The Epworth Sleepiness Scale is a validated 8-question self-screener. You rate your chance of dozing in 8 daily situations from 0 to 3. The total ranges from 0 to 24. A score of 11 or higher signals excessive daytime sleepiness that warrants a sleep evaluation.

Will my insurance cover a sleep study in 2026?

Most EU public systems cover sleep studies when prescribed by a GP or specialist. France's Securite Sociale covers around 70%, the rest through Mutuelle. Germany's GKV/PKV cover it fully. Spain's Seguridad Social and Italy's SSN cover it through public hospitals. The Dutch eigen risico applies first.

Can children get a sleep apnea diagnosis the same way?

Children require pediatric polysomnography in a lab. Home sleep tests are not validated under 18 in most EU guidelines. The AHI thresholds also differ for children, with even an AHI of 1 considered abnormal. A pediatric sleep specialist coordinates the work-up in EU children's hospitals.
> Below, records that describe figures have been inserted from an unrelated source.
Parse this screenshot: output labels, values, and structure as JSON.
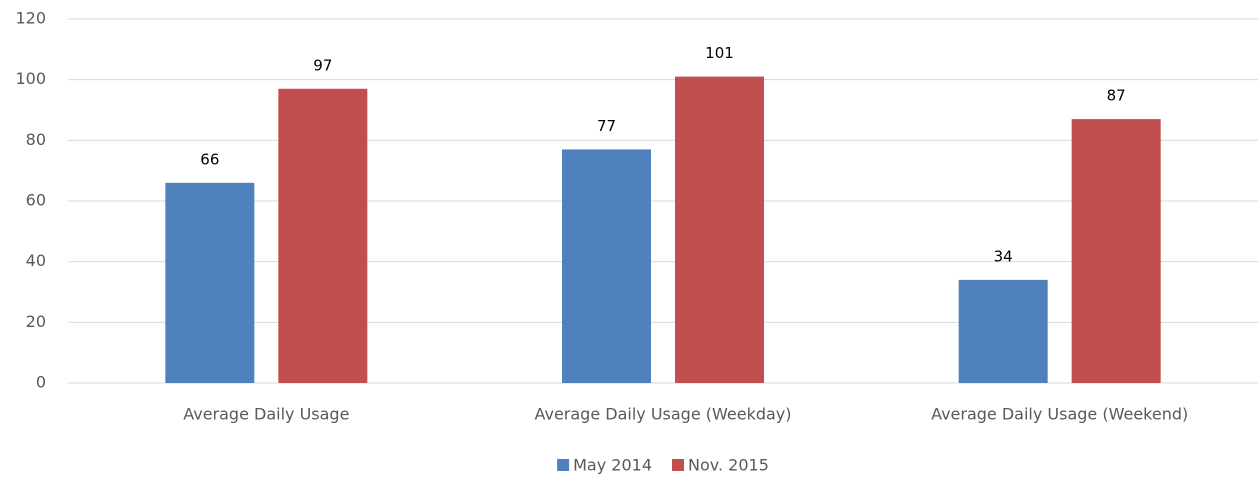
{
  "chart_data": {
    "type": "bar",
    "categories": [
      "Average Daily Usage",
      "Average Daily Usage (Weekday)",
      "Average Daily Usage (Weekend)"
    ],
    "series": [
      {
        "name": "May 2014",
        "color": "#4f81bd",
        "values": [
          66,
          77,
          34
        ]
      },
      {
        "name": "Nov. 2015",
        "color": "#c0504d",
        "values": [
          97,
          101,
          87
        ]
      }
    ],
    "ylim": [
      0,
      120
    ],
    "yticks": [
      0,
      20,
      40,
      60,
      80,
      100,
      120
    ],
    "grid": true,
    "legend": "bottom"
  }
}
What happens if I refuse a sleep study?

You cannot start guideline-based OSA treatment without a confirmed diagnosis. CPAP machines require a documented sleep study to be reimbursed by EU sick funds. Non-prescription options like the Back2Sleep nasal stent can help with snoring, but moderate or severe OSA still needs a confirmed diagnosis to manage safely.

Infographic about Sleep Apnea Diagnosis 2026: Tests, Costs, and What Your Numb
Medical Disclaimer

This article is for educational purposes only. It does not replace medical advice from a licensed clinician. Always consult a qualified sleep specialist or physician before making decisions about diagnosis or treatment.